“Stanley [Clarke] is always going, ‘Stop, I’ve heard those records. I don’t want to hear that. I want to hear you. What do you have to say?’”
Graves was hanging out at a cousin’s house about 10 years ago—“smoking some weed, talking,” he says—when he spotted an odd-looking volume on a bookshelf, “big and fat with a leather cover and those thin Bible pages. I said, ‘What’s this, some Lord of the Rings shit?’” The cousin replied, “Man, check that out.”
That was Graves’ introduction to The Urantia Book, a massive text formulated in the 1920s and ’30s by a Chicago-based group of spiritualists but not formally published until 1955. Adherents claim that The Urantia Book’s elaborate philosophical and scientific explications of God, the universe, and the history of Earth (rechristened Urantia) clarify and enhance the tenets of Christian faith. Doubters file it under science fiction.
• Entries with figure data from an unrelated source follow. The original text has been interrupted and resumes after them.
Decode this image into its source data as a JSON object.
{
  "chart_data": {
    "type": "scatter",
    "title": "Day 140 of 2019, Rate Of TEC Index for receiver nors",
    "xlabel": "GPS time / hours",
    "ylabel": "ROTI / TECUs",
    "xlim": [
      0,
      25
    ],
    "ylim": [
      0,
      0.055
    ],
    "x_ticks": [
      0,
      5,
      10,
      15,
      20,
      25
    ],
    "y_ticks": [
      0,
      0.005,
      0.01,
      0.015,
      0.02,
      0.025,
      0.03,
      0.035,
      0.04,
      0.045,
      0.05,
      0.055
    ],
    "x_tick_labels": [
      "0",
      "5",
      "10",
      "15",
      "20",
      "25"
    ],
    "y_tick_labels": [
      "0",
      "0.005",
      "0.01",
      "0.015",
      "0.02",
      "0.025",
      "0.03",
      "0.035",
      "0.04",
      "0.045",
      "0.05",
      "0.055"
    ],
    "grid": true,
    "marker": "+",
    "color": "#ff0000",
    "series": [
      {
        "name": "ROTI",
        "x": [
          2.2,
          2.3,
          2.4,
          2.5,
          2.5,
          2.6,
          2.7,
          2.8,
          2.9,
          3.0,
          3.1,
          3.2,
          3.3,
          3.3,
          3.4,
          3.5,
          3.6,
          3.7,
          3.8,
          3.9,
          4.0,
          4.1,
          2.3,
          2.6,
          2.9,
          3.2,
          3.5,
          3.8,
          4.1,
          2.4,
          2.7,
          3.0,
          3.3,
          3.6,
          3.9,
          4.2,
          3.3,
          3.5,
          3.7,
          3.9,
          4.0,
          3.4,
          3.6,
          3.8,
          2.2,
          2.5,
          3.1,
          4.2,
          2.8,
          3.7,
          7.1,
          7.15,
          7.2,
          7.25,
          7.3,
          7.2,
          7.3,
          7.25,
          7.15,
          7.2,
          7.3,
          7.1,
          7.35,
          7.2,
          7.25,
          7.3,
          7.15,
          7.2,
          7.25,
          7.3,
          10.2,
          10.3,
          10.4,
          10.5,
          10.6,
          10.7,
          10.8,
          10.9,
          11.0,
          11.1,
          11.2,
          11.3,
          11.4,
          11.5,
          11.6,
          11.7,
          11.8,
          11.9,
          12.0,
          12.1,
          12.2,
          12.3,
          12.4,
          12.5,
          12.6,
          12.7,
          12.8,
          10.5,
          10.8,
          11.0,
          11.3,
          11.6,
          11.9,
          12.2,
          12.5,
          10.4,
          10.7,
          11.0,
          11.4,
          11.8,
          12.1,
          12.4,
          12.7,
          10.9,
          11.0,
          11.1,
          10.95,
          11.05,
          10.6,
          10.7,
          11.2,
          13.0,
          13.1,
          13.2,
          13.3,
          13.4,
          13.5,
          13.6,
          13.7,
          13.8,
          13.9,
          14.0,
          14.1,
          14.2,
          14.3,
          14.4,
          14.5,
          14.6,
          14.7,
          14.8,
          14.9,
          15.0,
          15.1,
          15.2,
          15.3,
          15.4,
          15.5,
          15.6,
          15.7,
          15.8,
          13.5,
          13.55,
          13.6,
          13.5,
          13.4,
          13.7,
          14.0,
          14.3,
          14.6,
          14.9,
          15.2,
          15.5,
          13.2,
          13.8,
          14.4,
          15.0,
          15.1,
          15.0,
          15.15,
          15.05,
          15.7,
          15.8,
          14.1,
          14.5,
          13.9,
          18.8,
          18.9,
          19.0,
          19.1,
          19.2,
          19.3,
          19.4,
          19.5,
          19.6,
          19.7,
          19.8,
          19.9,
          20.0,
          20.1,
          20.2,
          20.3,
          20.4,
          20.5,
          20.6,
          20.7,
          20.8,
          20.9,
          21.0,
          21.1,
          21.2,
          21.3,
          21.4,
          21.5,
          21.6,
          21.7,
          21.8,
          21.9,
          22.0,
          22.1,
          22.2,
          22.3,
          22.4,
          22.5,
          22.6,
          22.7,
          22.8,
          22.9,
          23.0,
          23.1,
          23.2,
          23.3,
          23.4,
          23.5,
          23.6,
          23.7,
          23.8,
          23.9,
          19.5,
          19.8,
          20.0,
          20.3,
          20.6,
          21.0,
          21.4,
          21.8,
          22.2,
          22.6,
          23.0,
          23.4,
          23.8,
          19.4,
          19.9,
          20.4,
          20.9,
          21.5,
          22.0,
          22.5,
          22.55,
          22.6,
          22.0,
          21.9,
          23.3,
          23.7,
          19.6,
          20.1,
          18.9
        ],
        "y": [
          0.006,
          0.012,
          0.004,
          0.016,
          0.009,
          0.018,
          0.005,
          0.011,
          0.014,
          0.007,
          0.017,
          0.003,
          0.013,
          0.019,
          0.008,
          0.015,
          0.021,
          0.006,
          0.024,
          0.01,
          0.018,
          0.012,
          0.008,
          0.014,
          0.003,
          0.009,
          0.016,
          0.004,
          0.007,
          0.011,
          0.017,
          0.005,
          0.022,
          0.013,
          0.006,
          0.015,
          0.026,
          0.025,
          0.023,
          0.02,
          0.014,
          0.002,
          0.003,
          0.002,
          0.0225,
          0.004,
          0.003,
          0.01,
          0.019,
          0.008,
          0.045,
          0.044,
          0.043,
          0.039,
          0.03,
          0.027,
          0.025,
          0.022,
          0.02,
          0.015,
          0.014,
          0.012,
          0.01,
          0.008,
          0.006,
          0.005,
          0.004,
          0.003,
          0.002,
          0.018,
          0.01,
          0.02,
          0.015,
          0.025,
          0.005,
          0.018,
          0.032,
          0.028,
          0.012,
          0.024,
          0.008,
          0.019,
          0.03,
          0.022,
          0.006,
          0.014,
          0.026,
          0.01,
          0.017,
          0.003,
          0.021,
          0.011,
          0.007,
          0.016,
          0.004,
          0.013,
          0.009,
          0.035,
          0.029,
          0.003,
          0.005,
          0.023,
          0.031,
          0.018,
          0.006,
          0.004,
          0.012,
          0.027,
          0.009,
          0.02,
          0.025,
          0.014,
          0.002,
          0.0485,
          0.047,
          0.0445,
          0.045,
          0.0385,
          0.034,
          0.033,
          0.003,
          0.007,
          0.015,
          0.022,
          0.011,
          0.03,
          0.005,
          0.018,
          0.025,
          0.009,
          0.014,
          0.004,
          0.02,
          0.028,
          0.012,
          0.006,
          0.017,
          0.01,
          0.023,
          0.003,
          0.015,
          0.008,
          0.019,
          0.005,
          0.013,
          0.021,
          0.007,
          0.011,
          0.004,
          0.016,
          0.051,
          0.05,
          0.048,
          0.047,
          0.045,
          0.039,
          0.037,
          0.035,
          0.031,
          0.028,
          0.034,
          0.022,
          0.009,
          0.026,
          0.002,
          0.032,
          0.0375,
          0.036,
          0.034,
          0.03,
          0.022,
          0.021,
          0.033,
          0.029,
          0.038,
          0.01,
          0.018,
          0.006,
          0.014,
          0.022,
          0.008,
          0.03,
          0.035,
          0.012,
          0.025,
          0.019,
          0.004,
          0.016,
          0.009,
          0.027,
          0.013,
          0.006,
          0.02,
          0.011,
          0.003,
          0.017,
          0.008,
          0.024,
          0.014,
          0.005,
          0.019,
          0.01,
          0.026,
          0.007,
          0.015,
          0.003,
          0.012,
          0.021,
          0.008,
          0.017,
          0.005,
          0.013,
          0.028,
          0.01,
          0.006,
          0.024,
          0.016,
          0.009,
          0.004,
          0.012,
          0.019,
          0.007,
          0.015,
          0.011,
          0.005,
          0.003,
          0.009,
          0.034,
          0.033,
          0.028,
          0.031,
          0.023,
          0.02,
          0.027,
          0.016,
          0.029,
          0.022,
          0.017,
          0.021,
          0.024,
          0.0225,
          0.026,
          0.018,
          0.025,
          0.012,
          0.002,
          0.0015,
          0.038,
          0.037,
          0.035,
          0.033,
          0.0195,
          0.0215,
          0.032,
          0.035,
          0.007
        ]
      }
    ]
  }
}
Hendrix and guitarist Stevie Ray Vaughan carried The Urantia Book with them on the road. Bassist Jaco Pastorius named his piece “Havona” on Weather Report’s 1977 album Heavy Weather after the universe where, the book says, Paradise is located; Urantia itself is in one of seven mega-universes. Graves, another devoted reader, has named Seven and all of his pieces on the record after references in the doctrine (“Sacred Spheres,” “The Life Carriers,” “Mansion Worlds”). The cosmology is all over Planetary Prince as well.
“You don’t need to know any of the philosophy,” Graves assures. “You can bring your own.” Or you can just bang your head to the band. “There is a lot of seven in music actually,” he contends, calling 7/4 “one of the best jazz-fusion time signatures. That’s the crazy we’re-in-space time.”
Mitchell puts it another way, drawing on his experience as “a Christian-raised Black man in the Baptist church.” The basic thrust of The Urantia Book, he says, “is how to love your neighbor better. With that mindset, playing this music, we’re actually helping each other out. It’s a musical way of looking at helping your community.”
It is also a good definition of the founding energies and ongoing bonds in the West Coast Get Down. “In business, the concept of pulling the next guy up doesn’t exist,” Graves says. “When you’re blowing up, you want to blow up more. We never did what the Wu-Tang Clan did: put out a conglomerate record, put a flag in the sand. We couldn’t come to a decision on how to do that. But The Epic was our version of that, through Kamasi’s record.
“It still exists,” Graves says of the collective, pointing out that the members have used some of Washington’s gigs “as a reconvening moment, to come back together.” In fact, the pianist reveals in our update phone call, “I’ve been in touch with Ryan Porter a lot, talking about getting everybody together again to do an actual West Coast Get Down record. Ronald Bruner’s been on board for a while. And we’re not that far gone from the scene yet. If we came out with a record, it would blow up.”
As for Seven, despite its delayed release and the hold on his touring plans, Graves believes the serial dramas of 2020 have actually heightened the relevance in the music’s power and tensions. “When I first wrote it,” he says of Seven, “it was a test drive—to see if that sound could compete with the other modern sounds out there, especially Kamasi and Thundercat. Now I feel like it really illustrates the angst out there: the election, cops, the coronavirus.